Paterson se las vio
de tú a tú con los devoradores de Tsavo, una pareja de leones que paladeaba la carne de los obreros que construían la vía
ferroviaria que uniría Mombasa con el lago Victoria. Poco antes, John Boyes se
convirtió en el rey de los kikuyu, cuando ésta era una de las tribus más
temidas del África Oriental. Y allí donde se establecería Nairobi, el
matrimonio McQueen labró la primera explotación agrícola de Kenia.

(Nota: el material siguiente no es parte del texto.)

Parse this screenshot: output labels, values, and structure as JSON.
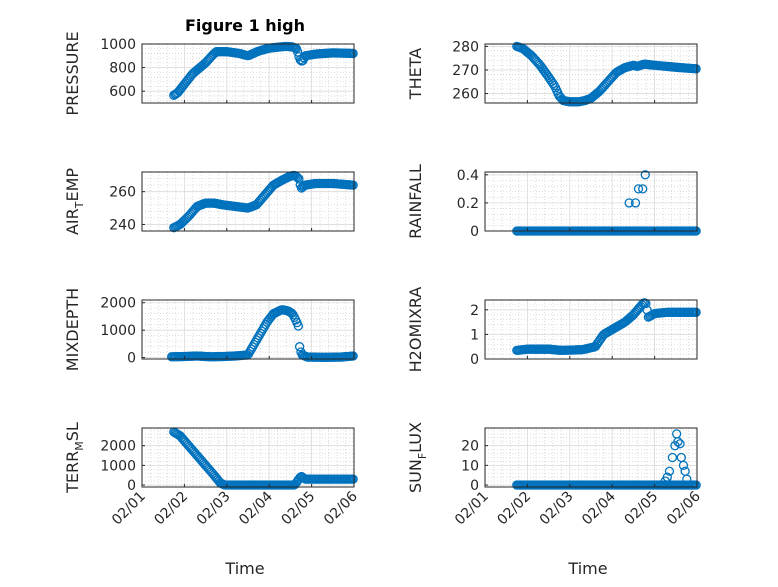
{
  "figure": {
    "title": "Figure 1 high",
    "marker_color": "#0072BD"
  },
  "chart_data": [
    {
      "type": "scatter",
      "id": "pressure",
      "ylabel": "PRESSURE",
      "ylim": [
        500,
        1000
      ],
      "yticks": [
        600,
        800,
        1000
      ],
      "xlim": [
        0,
        5
      ],
      "xticks": [
        0,
        1,
        2,
        3,
        4,
        5
      ],
      "xticklabels": [
        "02/01",
        "02/02",
        "02/03",
        "02/04",
        "02/05",
        "02/06"
      ],
      "curve": [
        [
          0.75,
          565
        ],
        [
          0.85,
          590
        ],
        [
          1.0,
          660
        ],
        [
          1.2,
          750
        ],
        [
          1.5,
          840
        ],
        [
          1.65,
          900
        ],
        [
          1.75,
          935
        ],
        [
          2.0,
          935
        ],
        [
          2.3,
          920
        ],
        [
          2.5,
          900
        ],
        [
          2.75,
          940
        ],
        [
          3.0,
          965
        ],
        [
          3.25,
          975
        ],
        [
          3.4,
          980
        ],
        [
          3.55,
          975
        ],
        [
          3.65,
          960
        ],
        [
          3.72,
          870
        ],
        [
          3.78,
          850
        ],
        [
          3.85,
          900
        ],
        [
          4.1,
          915
        ],
        [
          4.5,
          925
        ],
        [
          4.98,
          920
        ]
      ],
      "xrange": [
        0.75,
        4.98
      ],
      "count": 140
    },
    {
      "type": "scatter",
      "id": "theta",
      "ylabel": "THETA",
      "ylim": [
        256,
        281
      ],
      "yticks": [
        260,
        270,
        280
      ],
      "xlim": [
        0,
        5
      ],
      "xticks": [
        0,
        1,
        2,
        3,
        4,
        5
      ],
      "xticklabels": [
        "02/01",
        "02/02",
        "02/03",
        "02/04",
        "02/05",
        "02/06"
      ],
      "curve": [
        [
          0.75,
          280
        ],
        [
          0.9,
          279
        ],
        [
          1.1,
          276
        ],
        [
          1.3,
          272
        ],
        [
          1.5,
          267
        ],
        [
          1.65,
          263
        ],
        [
          1.75,
          259
        ],
        [
          1.85,
          257
        ],
        [
          2.0,
          256.5
        ],
        [
          2.2,
          256.5
        ],
        [
          2.35,
          257
        ],
        [
          2.5,
          258
        ],
        [
          2.7,
          261
        ],
        [
          2.9,
          265
        ],
        [
          3.1,
          269
        ],
        [
          3.3,
          271
        ],
        [
          3.5,
          272
        ],
        [
          3.6,
          271.5
        ],
        [
          3.75,
          272.5
        ],
        [
          4.0,
          272
        ],
        [
          4.3,
          271.5
        ],
        [
          4.6,
          271
        ],
        [
          4.98,
          270.5
        ]
      ],
      "xrange": [
        0.75,
        4.98
      ],
      "count": 140
    },
    {
      "type": "scatter",
      "id": "air_temp",
      "ylabel": "AIR_TEMP",
      "ylim": [
        236,
        272
      ],
      "yticks": [
        240,
        260
      ],
      "xlim": [
        0,
        5
      ],
      "xticks": [
        0,
        1,
        2,
        3,
        4,
        5
      ],
      "xticklabels": [
        "02/01",
        "02/02",
        "02/03",
        "02/04",
        "02/05",
        "02/06"
      ],
      "curve": [
        [
          0.75,
          238
        ],
        [
          0.9,
          240
        ],
        [
          1.1,
          245
        ],
        [
          1.3,
          251
        ],
        [
          1.5,
          253
        ],
        [
          1.7,
          253
        ],
        [
          1.9,
          252
        ],
        [
          2.2,
          251
        ],
        [
          2.5,
          250
        ],
        [
          2.7,
          252
        ],
        [
          2.9,
          258
        ],
        [
          3.1,
          264
        ],
        [
          3.3,
          267
        ],
        [
          3.5,
          269.5
        ],
        [
          3.6,
          270
        ],
        [
          3.7,
          268
        ],
        [
          3.75,
          262
        ],
        [
          3.85,
          264
        ],
        [
          4.1,
          265
        ],
        [
          4.5,
          265
        ],
        [
          4.98,
          264
        ]
      ],
      "xrange": [
        0.75,
        4.98
      ],
      "count": 140
    },
    {
      "type": "scatter",
      "id": "rainfall",
      "ylabel": "RAINFALL",
      "ylim": [
        0,
        0.42
      ],
      "yticks": [
        0,
        0.2,
        0.4
      ],
      "xlim": [
        0,
        5
      ],
      "xticks": [
        0,
        1,
        2,
        3,
        4,
        5
      ],
      "xticklabels": [
        "02/01",
        "02/02",
        "02/03",
        "02/04",
        "02/05",
        "02/06"
      ],
      "curve": [
        [
          0.75,
          0
        ],
        [
          4.98,
          0
        ]
      ],
      "xrange": [
        0.75,
        4.98
      ],
      "count": 140,
      "extra_points": [
        [
          3.4,
          0.2
        ],
        [
          3.55,
          0.2
        ],
        [
          3.62,
          0.3
        ],
        [
          3.72,
          0.3
        ],
        [
          3.78,
          0.4
        ]
      ]
    },
    {
      "type": "scatter",
      "id": "mixdepth",
      "ylabel": "MIXDEPTH",
      "ylim": [
        -50,
        2100
      ],
      "yticks": [
        0,
        1000,
        2000
      ],
      "xlim": [
        0,
        5
      ],
      "xticks": [
        0,
        1,
        2,
        3,
        4,
        5
      ],
      "xticklabels": [
        "02/01",
        "02/02",
        "02/03",
        "02/04",
        "02/05",
        "02/06"
      ],
      "curve": [
        [
          0.7,
          30
        ],
        [
          1.0,
          40
        ],
        [
          1.3,
          60
        ],
        [
          1.6,
          30
        ],
        [
          1.9,
          40
        ],
        [
          2.2,
          60
        ],
        [
          2.5,
          100
        ],
        [
          2.65,
          500
        ],
        [
          2.8,
          900
        ],
        [
          2.95,
          1300
        ],
        [
          3.1,
          1600
        ],
        [
          3.3,
          1750
        ],
        [
          3.45,
          1700
        ],
        [
          3.55,
          1600
        ],
        [
          3.65,
          1300
        ],
        [
          3.7,
          1100
        ],
        [
          3.72,
          300
        ],
        [
          3.78,
          100
        ],
        [
          3.9,
          20
        ],
        [
          4.3,
          10
        ],
        [
          4.7,
          20
        ],
        [
          4.98,
          60
        ]
      ],
      "xrange": [
        0.7,
        4.98
      ],
      "count": 140
    },
    {
      "type": "scatter",
      "id": "h2omixra",
      "ylabel": "H2OMIXRA",
      "ylim": [
        0,
        2.4
      ],
      "yticks": [
        0,
        1,
        2
      ],
      "xlim": [
        0,
        5
      ],
      "xticks": [
        0,
        1,
        2,
        3,
        4,
        5
      ],
      "xticklabels": [
        "02/01",
        "02/02",
        "02/03",
        "02/04",
        "02/05",
        "02/06"
      ],
      "curve": [
        [
          0.75,
          0.35
        ],
        [
          1.0,
          0.4
        ],
        [
          1.5,
          0.4
        ],
        [
          1.8,
          0.35
        ],
        [
          2.3,
          0.38
        ],
        [
          2.6,
          0.5
        ],
        [
          2.8,
          1.0
        ],
        [
          3.0,
          1.2
        ],
        [
          3.3,
          1.5
        ],
        [
          3.5,
          1.8
        ],
        [
          3.65,
          2.1
        ],
        [
          3.75,
          2.3
        ],
        [
          3.8,
          2.25
        ],
        [
          3.85,
          1.7
        ],
        [
          4.0,
          1.85
        ],
        [
          4.3,
          1.9
        ],
        [
          4.98,
          1.9
        ]
      ],
      "xrange": [
        0.75,
        4.98
      ],
      "count": 140
    },
    {
      "type": "scatter",
      "id": "terr_msl",
      "ylabel": "TERR_MSL",
      "ylim": [
        -100,
        2900
      ],
      "yticks": [
        0,
        1000,
        2000
      ],
      "xlim": [
        0,
        5
      ],
      "xticks": [
        0,
        1,
        2,
        3,
        4,
        5
      ],
      "xticklabels": [
        "02/01",
        "02/02",
        "02/03",
        "02/04",
        "02/05",
        "02/06"
      ],
      "curve": [
        [
          0.75,
          2700
        ],
        [
          0.9,
          2500
        ],
        [
          1.1,
          2000
        ],
        [
          1.3,
          1500
        ],
        [
          1.5,
          1000
        ],
        [
          1.7,
          500
        ],
        [
          1.85,
          100
        ],
        [
          1.95,
          0
        ],
        [
          3.6,
          0
        ],
        [
          3.7,
          300
        ],
        [
          3.75,
          450
        ],
        [
          3.85,
          300
        ],
        [
          4.98,
          300
        ]
      ],
      "xrange": [
        0.75,
        4.98
      ],
      "count": 140
    },
    {
      "type": "scatter",
      "id": "sun_flux",
      "ylabel": "SUN_FLUX",
      "ylim": [
        -1,
        29
      ],
      "yticks": [
        0,
        10,
        20
      ],
      "xlim": [
        0,
        5
      ],
      "xticks": [
        0,
        1,
        2,
        3,
        4,
        5
      ],
      "xticklabels": [
        "02/01",
        "02/02",
        "02/03",
        "02/04",
        "02/05",
        "02/06"
      ],
      "curve": [
        [
          0.75,
          0
        ],
        [
          4.98,
          0
        ]
      ],
      "xrange": [
        0.75,
        4.98
      ],
      "count": 140,
      "extra_points": [
        [
          4.25,
          2
        ],
        [
          4.3,
          4
        ],
        [
          4.35,
          7
        ],
        [
          4.42,
          14
        ],
        [
          4.48,
          20
        ],
        [
          4.52,
          26
        ],
        [
          4.55,
          22
        ],
        [
          4.6,
          21
        ],
        [
          4.63,
          14
        ],
        [
          4.68,
          10
        ],
        [
          4.72,
          7
        ],
        [
          4.76,
          3
        ]
      ]
    }
  ],
  "xaxis_label": "Time"
}
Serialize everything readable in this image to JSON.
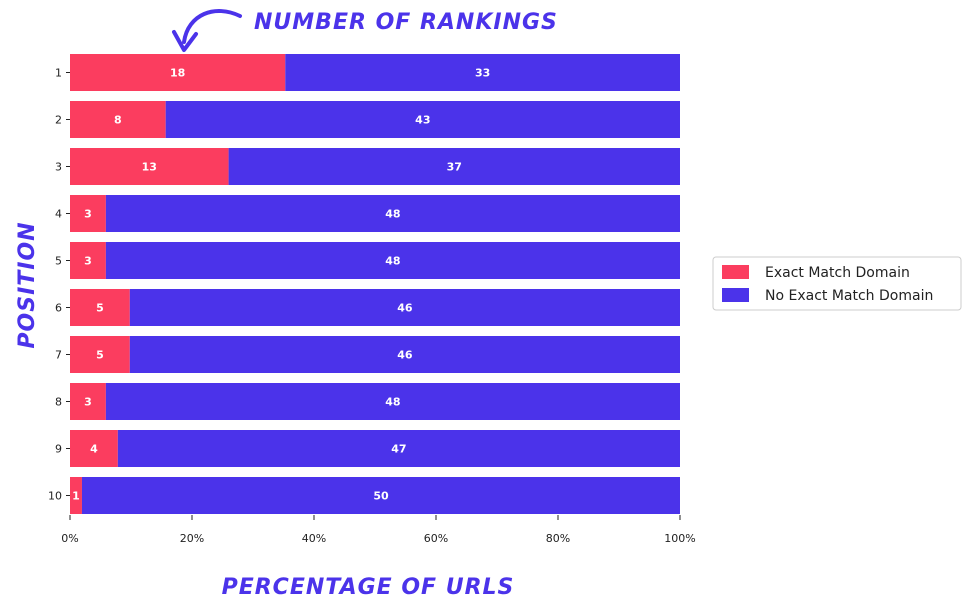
{
  "chart_data": {
    "type": "bar",
    "orientation": "horizontal",
    "stacked": true,
    "normalized": true,
    "annotation": "NUMBER OF RANKINGS",
    "xlabel": "PERCENTAGE OF URLS",
    "ylabel": "POSITION",
    "categories": [
      "1",
      "2",
      "3",
      "4",
      "5",
      "6",
      "7",
      "8",
      "9",
      "10"
    ],
    "series": [
      {
        "name": "Exact Match Domain",
        "color": "#fb3d5f",
        "values": [
          18,
          8,
          13,
          3,
          3,
          5,
          5,
          3,
          4,
          1
        ]
      },
      {
        "name": "No Exact Match Domain",
        "color": "#4b33ea",
        "values": [
          33,
          43,
          37,
          48,
          48,
          46,
          46,
          48,
          47,
          50
        ]
      }
    ],
    "xlim": [
      0,
      100
    ],
    "xticks": [
      "0%",
      "20%",
      "40%",
      "60%",
      "80%",
      "100%"
    ],
    "grid": false,
    "legend_position": "right"
  }
}
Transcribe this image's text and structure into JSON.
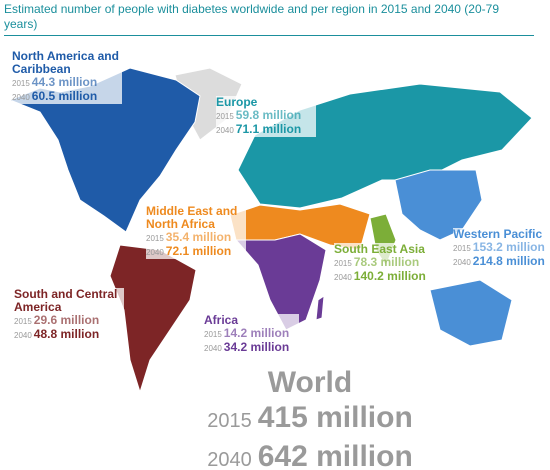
{
  "title": "Estimated number of people with diabetes worldwide and per region in 2015 and 2040 (20-79 years)",
  "regions": [
    {
      "name": "North America and Caribbean",
      "color": "#1f5ba8",
      "rows": [
        {
          "year": "2015",
          "value": "44.3 million"
        },
        {
          "year": "2040",
          "value": "60.5 million"
        }
      ]
    },
    {
      "name": "Europe",
      "color": "#1b97a6",
      "rows": [
        {
          "year": "2015",
          "value": "59.8 million"
        },
        {
          "year": "2040",
          "value": "71.1 million"
        }
      ]
    },
    {
      "name": "Middle East and North Africa",
      "color": "#ee8a1f",
      "rows": [
        {
          "year": "2015",
          "value": "35.4 million"
        },
        {
          "year": "2040",
          "value": "72.1 million"
        }
      ]
    },
    {
      "name": "Western Pacific",
      "color": "#4a8fd6",
      "rows": [
        {
          "year": "2015",
          "value": "153.2 million"
        },
        {
          "year": "2040",
          "value": "214.8 million"
        }
      ]
    },
    {
      "name": "South East Asia",
      "color": "#7cae38",
      "rows": [
        {
          "year": "2015",
          "value": "78.3 million"
        },
        {
          "year": "2040",
          "value": "140.2 million"
        }
      ]
    },
    {
      "name": "Africa",
      "color": "#6a3b96",
      "rows": [
        {
          "year": "2015",
          "value": "14.2 million"
        },
        {
          "year": "2040",
          "value": "34.2 million"
        }
      ]
    },
    {
      "name": "South and Central America",
      "color": "#7d2526",
      "rows": [
        {
          "year": "2015",
          "value": "29.6 million"
        },
        {
          "year": "2040",
          "value": "48.8 million"
        }
      ]
    }
  ],
  "world": {
    "name": "World",
    "rows": [
      {
        "year": "2015",
        "value": "415 million"
      },
      {
        "year": "2040",
        "value": "642 million"
      }
    ]
  }
}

Hay muchas
epopeyas que contar de los colonos de aquellas tierras legendarias, como la de
Joseph Thomson, que abrió la ruta a Uganda por el país de los masai.
Al rebufo de los
prohombres que convivieron con los aborígenes y con las bestias salvajes,
tenemos por aquí a un tipejo que hace programas de televisión. Su fórmula
refleja cierto ingenio: bajo la apariencia de una pasión sin límites por la
Naturaleza, se está fabricando un mito, cuando lo cierto es que apenas sabe
nada de los ecosistemas y sus frágiles equilibrios. Ni los habitantes de esos
mundos lejanos ni los animales que los habitan merecen el maltrato continuo del
tal Frank. Tampoco lo merecemos los que amamos la fauna y la flora de este planeta
sorprendente. Porque el tal Frank se mueve por aquellos parajes con el peor de
los estilos, fanfarroneando de poseer patente de corso porque se atreve a coger
las serpientes por la cabeza para apretarles los colmillos hasta sacarles la
última gota del veneno que precisan para cazar y comer.
Entre palabrota y
exabrupto, Frank trata de ilustrarnos acerca de la vida animal con comentarios
de librito infantil, generalidades que harían sonrojar al bedel del Museo de
Ciencias Naturales, palabras de relleno ante lo único que le interesa: llegar
hasta el ejemplar de la especie en cuestión para importunarle. Si los bichos
pensaran, concluirían que el hombre –ejemplificado en ese memo que se pone la
gorra del revés- es la especie más estúpida y dañina de la Creación.